The Mystery of the Silver Spider is the 8th book in the Three Investigators series.

In this episode, the Three Investigators almost run into Prince Djaro with their car. Djaro is the soon to be prince of the fictional European state of Varania, a country which is still very conscious of old traditions and fashions (around the 17th to 19th century). They form an instant friendship with him. Soon afterwards, they are asked by the United States Secret Service to travel to Varania to keep an eye on Djaro; there are rumors and indications that Djaro is to be dethroned. An important role in the plot is played by the title's Silver Spider, a piece of jewelry which is the most treasured item of Varanian history (comparable to the English Crown Jewels).

Soon, the Investigators find themselves actively involved, as the conspirators—headed by Duke Stefan, an ambitious nobleman and interim ruler of Varania—attempt to frame them for stealing the Spider, and by implication sully the name of Prince Djaro and endanger his coronation. Djaro cannot be crowned unless he is wearing the Silver Spider around his neck. Stefan and his men have stolen the real Silver Spider and left an imitation in its place. Bob suffers amnesia in their subsequent flight, and the Silver Spider goes missing. The Three Investigators and a pair of Djaro loyalists hide out, while scheming to expose Stefan's plot and help Djaro to prevail.

Despite the fact that all seems hopeless, they finally prevail when Jupe recalls an important piece of Varanian history, which allows them to alert and rally Varania's loyal citizenry. The effort is wrapped up when Jupiter finds the Silver Spider as "nothing more than a spider", hidden ingeniously by Bob in a real spider's web.

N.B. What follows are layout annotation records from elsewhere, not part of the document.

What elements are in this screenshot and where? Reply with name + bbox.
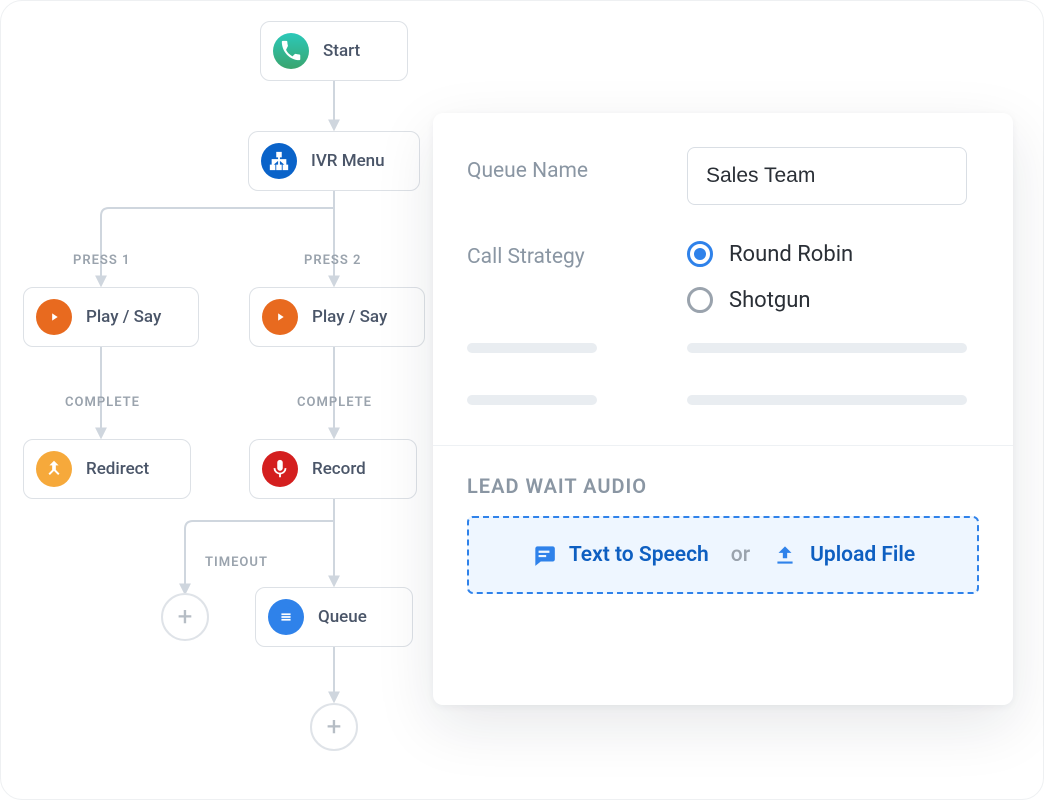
phone-icon bbox=[273, 33, 309, 69]
edge-label-press2: PRESS 2 bbox=[304, 253, 361, 268]
node-record[interactable]: Record bbox=[249, 439, 417, 499]
node-play1-label: Play / Say bbox=[86, 307, 161, 327]
radio-round-robin-label: Round Robin bbox=[729, 242, 853, 267]
or-label: or bbox=[731, 543, 750, 567]
tts-label: Text to Speech bbox=[569, 543, 709, 567]
add-node-button[interactable]: + bbox=[161, 593, 209, 641]
node-play2-label: Play / Say bbox=[312, 307, 387, 327]
node-redirect-label: Redirect bbox=[86, 459, 149, 479]
queue-name-label: Queue Name bbox=[467, 147, 687, 183]
flow-canvas: Start IVR Menu PRESS 1 PRESS 2 Play / Sa… bbox=[0, 0, 1044, 800]
edge-label-press1: PRESS 1 bbox=[73, 253, 130, 268]
radio-shotgun[interactable]: Shotgun bbox=[687, 287, 979, 313]
radio-round-robin[interactable]: Round Robin bbox=[687, 241, 979, 267]
node-redirect[interactable]: Redirect bbox=[23, 439, 191, 499]
play-icon bbox=[262, 299, 298, 335]
node-start[interactable]: Start bbox=[260, 21, 408, 81]
edge-label-complete1: COMPLETE bbox=[65, 395, 140, 410]
node-play2[interactable]: Play / Say bbox=[249, 287, 425, 347]
upload-icon bbox=[772, 542, 798, 568]
queue-settings-panel: Queue Name Call Strategy Round Robin Sho… bbox=[433, 113, 1013, 705]
upload-label: Upload File bbox=[810, 543, 915, 567]
node-queue[interactable]: Queue bbox=[255, 587, 413, 647]
edge-label-timeout: TIMEOUT bbox=[205, 555, 268, 570]
node-ivr[interactable]: IVR Menu bbox=[248, 131, 420, 191]
node-queue-label: Queue bbox=[318, 607, 367, 627]
node-ivr-label: IVR Menu bbox=[311, 151, 385, 171]
node-record-label: Record bbox=[312, 459, 366, 479]
radio-icon bbox=[687, 241, 713, 267]
radio-shotgun-label: Shotgun bbox=[729, 288, 811, 313]
tts-button[interactable]: Text to Speech bbox=[531, 542, 709, 568]
lead-wait-title: LEAD WAIT AUDIO bbox=[467, 474, 979, 498]
loading-placeholders bbox=[467, 343, 979, 405]
chat-icon bbox=[531, 542, 557, 568]
node-play1[interactable]: Play / Say bbox=[23, 287, 199, 347]
redirect-icon bbox=[36, 451, 72, 487]
divider bbox=[433, 445, 1013, 446]
play-icon bbox=[36, 299, 72, 335]
edge-label-complete2: COMPLETE bbox=[297, 395, 372, 410]
list-icon bbox=[268, 599, 304, 635]
call-strategy-label: Call Strategy bbox=[467, 233, 687, 269]
radio-icon bbox=[687, 287, 713, 313]
node-start-label: Start bbox=[323, 41, 360, 61]
hierarchy-icon bbox=[261, 143, 297, 179]
audio-dropzone[interactable]: Text to Speech or Upload File bbox=[467, 516, 979, 594]
queue-name-input[interactable] bbox=[687, 147, 967, 205]
mic-icon bbox=[262, 451, 298, 487]
add-node-button[interactable]: + bbox=[310, 703, 358, 751]
upload-button[interactable]: Upload File bbox=[772, 542, 915, 568]
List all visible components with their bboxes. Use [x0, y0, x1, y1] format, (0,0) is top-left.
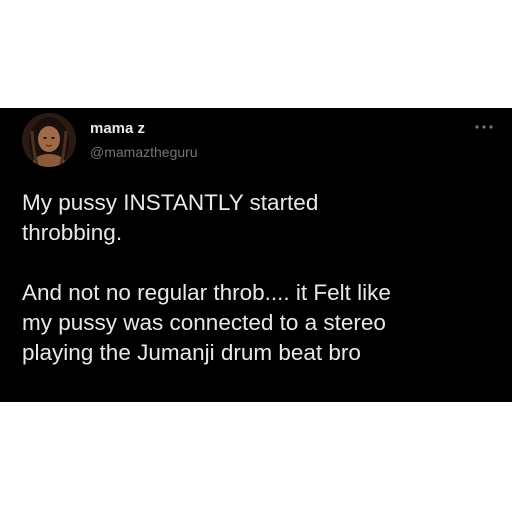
more-horizontal-icon[interactable] — [474, 124, 494, 130]
display-name[interactable]: mama z — [90, 120, 145, 137]
tweet-text: My pussy INSTANTLY started throbbing. An… — [22, 188, 494, 368]
tweet-card: mama z @mamaztheguru My pussy INSTANTLY … — [0, 108, 512, 402]
user-handle[interactable]: @mamaztheguru — [90, 144, 198, 160]
page: mama z @mamaztheguru My pussy INSTANTLY … — [0, 0, 512, 512]
avatar[interactable] — [22, 113, 76, 167]
tweet-paragraph: My pussy INSTANTLY started throbbing. — [22, 190, 319, 245]
tweet-paragraph: And not no regular throb.... it Felt lik… — [22, 280, 391, 365]
avatar-photo-icon — [22, 113, 76, 167]
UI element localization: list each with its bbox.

  • The German version (titled: Die drei ??? und die silberne Spinne) changes the story's background: the name of the Varanian characters are altered into Swedish; the adventure is set in a place called Magnusstad in Texas; the local traditions (also patterned after Sweden) are passed off as mere tourist attractions; and the historical facts which lead to the happy ending are changed accordingly, leading to logical background plot holes. The setting in a contemporary European state with a culture and feudal system as the one described in the book would have been completely implausible to European readers.
  • This story is the only time in the original series that the Three Investigators leave the United States. It would happen more often in the German series, most notably in a Trip of Europe, that spans the four books between Diamantenschmuggel (Diamond Smugglers) and Schatz im Bergsee (Mountain Lake Treasure).